- Born: 1 August 1530
- Died: 7 June 1577 (aged 46) Waldeck
- Buried: Marienthal Abbey in Netze (now part of Waldeck)
- Noble family: House of Waldeck
- Spouse: Barbara of Hesse ​(m. 1568)​
- Father: Philip IV, Count of Waldeck
- Mother: Margaret of East Frisia

= Daniel, Count of Waldeck =

Daniel of Waldeck (1 August 1530 - 7 June 1577 in Waldeck) was a ruling count of Waldeck-Wildungen. He was the third, but eldest surviving son of the Count Philip IV (1493–1574) and his first wife, Margaret of East Frisia (1500–1537).

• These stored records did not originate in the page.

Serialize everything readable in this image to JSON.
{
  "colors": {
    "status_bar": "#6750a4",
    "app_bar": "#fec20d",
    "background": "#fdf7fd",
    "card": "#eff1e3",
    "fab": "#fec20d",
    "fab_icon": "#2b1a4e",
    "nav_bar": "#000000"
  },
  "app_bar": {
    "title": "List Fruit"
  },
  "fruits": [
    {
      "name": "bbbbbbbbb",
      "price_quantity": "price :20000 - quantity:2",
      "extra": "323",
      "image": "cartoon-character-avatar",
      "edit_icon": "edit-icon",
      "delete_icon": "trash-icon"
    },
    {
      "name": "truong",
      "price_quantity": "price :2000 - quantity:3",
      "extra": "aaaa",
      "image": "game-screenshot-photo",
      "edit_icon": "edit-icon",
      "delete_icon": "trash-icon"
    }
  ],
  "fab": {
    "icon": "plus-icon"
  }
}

Although his parents were Calvinists, Daniel became a Catholic and in 1550, he became canon in Strasbourg. However, he resigned from this position soon afterwards and joined the French army.

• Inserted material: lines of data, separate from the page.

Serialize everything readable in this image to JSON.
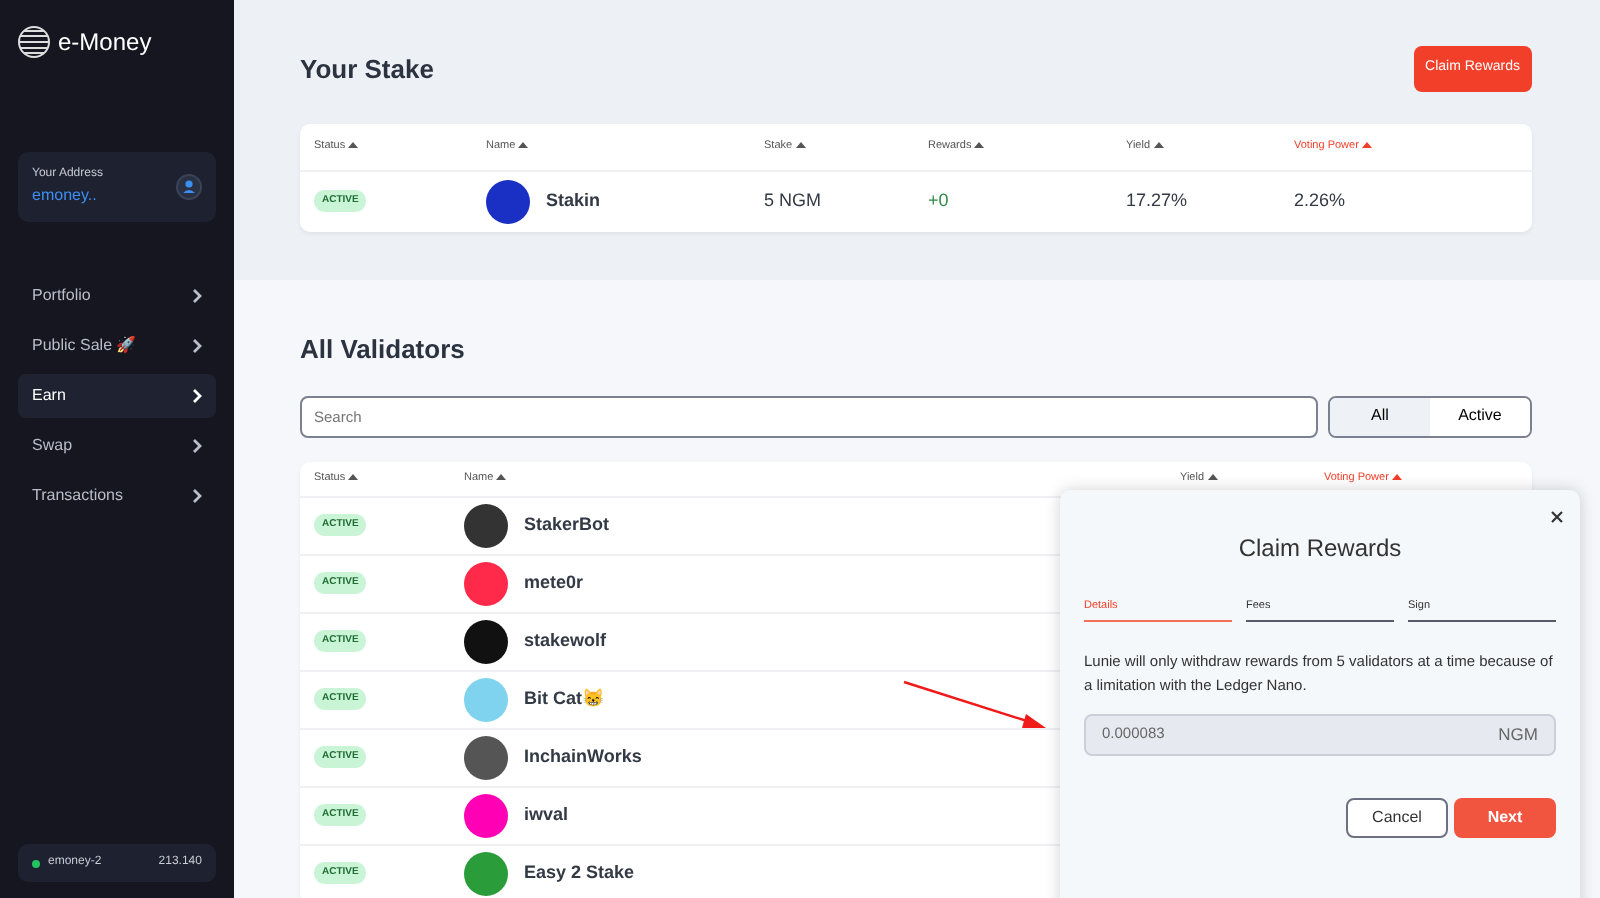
{
  "sidebar": {
    "logo": "e-Money",
    "address": {
      "label": "Your Address",
      "value": "emoney.."
    },
    "items": [
      {
        "label": "Portfolio",
        "selected": false
      },
      {
        "label": "Public Sale 🚀",
        "selected": false
      },
      {
        "label": "Earn",
        "selected": true
      },
      {
        "label": "Swap",
        "selected": false
      },
      {
        "label": "Transactions",
        "selected": false
      }
    ],
    "network": {
      "name": "emoney-2",
      "block": "213.140",
      "online": true
    }
  },
  "your_stake": {
    "title": "Your Stake",
    "claim_button": "Claim Rewards",
    "columns": [
      {
        "label": "Status",
        "selected": false
      },
      {
        "label": "Name",
        "selected": false
      },
      {
        "label": "Stake",
        "selected": false
      },
      {
        "label": "Rewards",
        "selected": false
      },
      {
        "label": "Yield",
        "selected": false
      },
      {
        "label": "Voting Power",
        "selected": true
      }
    ],
    "rows": [
      {
        "status": "ACTIVE",
        "name": "Stakin",
        "color": "#1a2fc4",
        "stake": "5 NGM",
        "rewards": "+0",
        "yield": "17.27%",
        "voting_power": "2.26%"
      }
    ]
  },
  "all_validators": {
    "title": "All Validators",
    "search": {
      "placeholder": "Search"
    },
    "filters": [
      {
        "label": "All",
        "selected": true
      },
      {
        "label": "Active",
        "selected": false
      }
    ],
    "columns": [
      {
        "label": "Status",
        "selected": false
      },
      {
        "label": "Name",
        "selected": false
      },
      {
        "label": "Yield",
        "selected": false
      },
      {
        "label": "Voting Power",
        "selected": true
      }
    ],
    "rows": [
      {
        "status": "ACTIVE",
        "name": "StakerBot",
        "color": "#333333"
      },
      {
        "status": "ACTIVE",
        "name": "mete0r",
        "color": "#ff2a4a"
      },
      {
        "status": "ACTIVE",
        "name": "stakewolf",
        "color": "#111111"
      },
      {
        "status": "ACTIVE",
        "name": "Bit Cat😸",
        "color": "#7fd3ef"
      },
      {
        "status": "ACTIVE",
        "name": "InchainWorks",
        "color": "#555555"
      },
      {
        "status": "ACTIVE",
        "name": "iwval",
        "color": "#ff00b4"
      },
      {
        "status": "ACTIVE",
        "name": "Easy 2 Stake",
        "color": "#2a9d3a"
      }
    ]
  },
  "modal": {
    "title": "Claim Rewards",
    "steps": [
      {
        "label": "Details",
        "selected": true
      },
      {
        "label": "Fees",
        "selected": false
      },
      {
        "label": "Sign",
        "selected": false
      }
    ],
    "message": "Lunie will only withdraw rewards from 5 validators at a time because of a limitation with the Ledger Nano.",
    "amount": {
      "value": "0.000083",
      "unit": "NGM"
    },
    "buttons": [
      {
        "label": "Cancel",
        "kind": "secondary"
      },
      {
        "label": "Next",
        "kind": "primary"
      }
    ]
  }
}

On 4 April 1567 he was a pallbearer at the funeral of Landgrave Philip I of Hesse. Probably at this funeral, he met Philip's daughter Barbara (1536–1597), the widow of Count George I of Württemberg-Mömpelgard (1498–1558). He married her on 11 November 1568. Their combined coat of arms can still be found in the stair tower of Waldeck Castle. The marriage remained childless.

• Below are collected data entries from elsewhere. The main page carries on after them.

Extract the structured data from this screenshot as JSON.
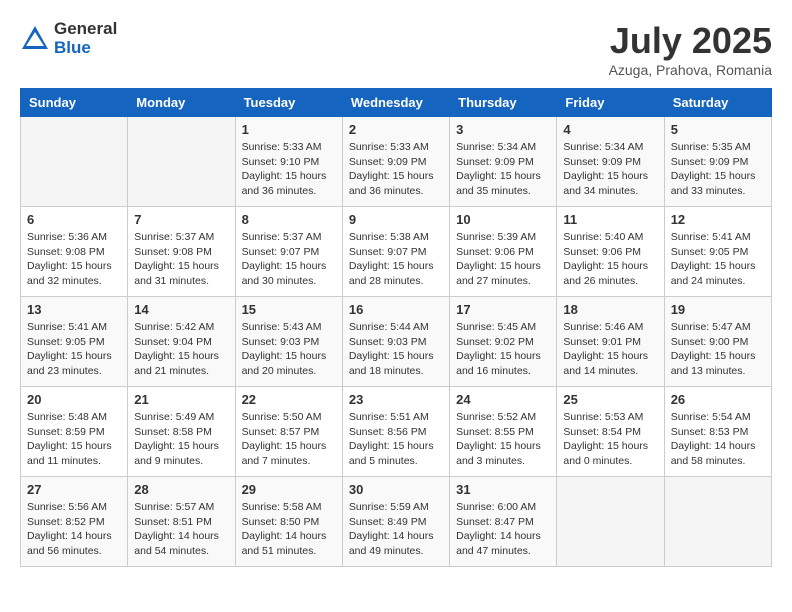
{
  "header": {
    "logo_general": "General",
    "logo_blue": "Blue",
    "month_year": "July 2025",
    "location": "Azuga, Prahova, Romania"
  },
  "days_of_week": [
    "Sunday",
    "Monday",
    "Tuesday",
    "Wednesday",
    "Thursday",
    "Friday",
    "Saturday"
  ],
  "weeks": [
    [
      {
        "day": "",
        "info": ""
      },
      {
        "day": "",
        "info": ""
      },
      {
        "day": "1",
        "info": "Sunrise: 5:33 AM\nSunset: 9:10 PM\nDaylight: 15 hours and 36 minutes."
      },
      {
        "day": "2",
        "info": "Sunrise: 5:33 AM\nSunset: 9:09 PM\nDaylight: 15 hours and 36 minutes."
      },
      {
        "day": "3",
        "info": "Sunrise: 5:34 AM\nSunset: 9:09 PM\nDaylight: 15 hours and 35 minutes."
      },
      {
        "day": "4",
        "info": "Sunrise: 5:34 AM\nSunset: 9:09 PM\nDaylight: 15 hours and 34 minutes."
      },
      {
        "day": "5",
        "info": "Sunrise: 5:35 AM\nSunset: 9:09 PM\nDaylight: 15 hours and 33 minutes."
      }
    ],
    [
      {
        "day": "6",
        "info": "Sunrise: 5:36 AM\nSunset: 9:08 PM\nDaylight: 15 hours and 32 minutes."
      },
      {
        "day": "7",
        "info": "Sunrise: 5:37 AM\nSunset: 9:08 PM\nDaylight: 15 hours and 31 minutes."
      },
      {
        "day": "8",
        "info": "Sunrise: 5:37 AM\nSunset: 9:07 PM\nDaylight: 15 hours and 30 minutes."
      },
      {
        "day": "9",
        "info": "Sunrise: 5:38 AM\nSunset: 9:07 PM\nDaylight: 15 hours and 28 minutes."
      },
      {
        "day": "10",
        "info": "Sunrise: 5:39 AM\nSunset: 9:06 PM\nDaylight: 15 hours and 27 minutes."
      },
      {
        "day": "11",
        "info": "Sunrise: 5:40 AM\nSunset: 9:06 PM\nDaylight: 15 hours and 26 minutes."
      },
      {
        "day": "12",
        "info": "Sunrise: 5:41 AM\nSunset: 9:05 PM\nDaylight: 15 hours and 24 minutes."
      }
    ],
    [
      {
        "day": "13",
        "info": "Sunrise: 5:41 AM\nSunset: 9:05 PM\nDaylight: 15 hours and 23 minutes."
      },
      {
        "day": "14",
        "info": "Sunrise: 5:42 AM\nSunset: 9:04 PM\nDaylight: 15 hours and 21 minutes."
      },
      {
        "day": "15",
        "info": "Sunrise: 5:43 AM\nSunset: 9:03 PM\nDaylight: 15 hours and 20 minutes."
      },
      {
        "day": "16",
        "info": "Sunrise: 5:44 AM\nSunset: 9:03 PM\nDaylight: 15 hours and 18 minutes."
      },
      {
        "day": "17",
        "info": "Sunrise: 5:45 AM\nSunset: 9:02 PM\nDaylight: 15 hours and 16 minutes."
      },
      {
        "day": "18",
        "info": "Sunrise: 5:46 AM\nSunset: 9:01 PM\nDaylight: 15 hours and 14 minutes."
      },
      {
        "day": "19",
        "info": "Sunrise: 5:47 AM\nSunset: 9:00 PM\nDaylight: 15 hours and 13 minutes."
      }
    ],
    [
      {
        "day": "20",
        "info": "Sunrise: 5:48 AM\nSunset: 8:59 PM\nDaylight: 15 hours and 11 minutes."
      },
      {
        "day": "21",
        "info": "Sunrise: 5:49 AM\nSunset: 8:58 PM\nDaylight: 15 hours and 9 minutes."
      },
      {
        "day": "22",
        "info": "Sunrise: 5:50 AM\nSunset: 8:57 PM\nDaylight: 15 hours and 7 minutes."
      },
      {
        "day": "23",
        "info": "Sunrise: 5:51 AM\nSunset: 8:56 PM\nDaylight: 15 hours and 5 minutes."
      },
      {
        "day": "24",
        "info": "Sunrise: 5:52 AM\nSunset: 8:55 PM\nDaylight: 15 hours and 3 minutes."
      },
      {
        "day": "25",
        "info": "Sunrise: 5:53 AM\nSunset: 8:54 PM\nDaylight: 15 hours and 0 minutes."
      },
      {
        "day": "26",
        "info": "Sunrise: 5:54 AM\nSunset: 8:53 PM\nDaylight: 14 hours and 58 minutes."
      }
    ],
    [
      {
        "day": "27",
        "info": "Sunrise: 5:56 AM\nSunset: 8:52 PM\nDaylight: 14 hours and 56 minutes."
      },
      {
        "day": "28",
        "info": "Sunrise: 5:57 AM\nSunset: 8:51 PM\nDaylight: 14 hours and 54 minutes."
      },
      {
        "day": "29",
        "info": "Sunrise: 5:58 AM\nSunset: 8:50 PM\nDaylight: 14 hours and 51 minutes."
      },
      {
        "day": "30",
        "info": "Sunrise: 5:59 AM\nSunset: 8:49 PM\nDaylight: 14 hours and 49 minutes."
      },
      {
        "day": "31",
        "info": "Sunrise: 6:00 AM\nSunset: 8:47 PM\nDaylight: 14 hours and 47 minutes."
      },
      {
        "day": "",
        "info": ""
      },
      {
        "day": "",
        "info": ""
      }
    ]
  ]
}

After his father's death, in 1574, he inherited Waldeck Castle and the half the district of Waldeck, as well as the City and District of and Naumburg.

Daniel died on 7 June 1577 and was buried in the family crypt in Marienthal Abbey in Netze (now part of Waldeck). He was succeeded by his younger brother Henry IX, who died later that year, on 3 October.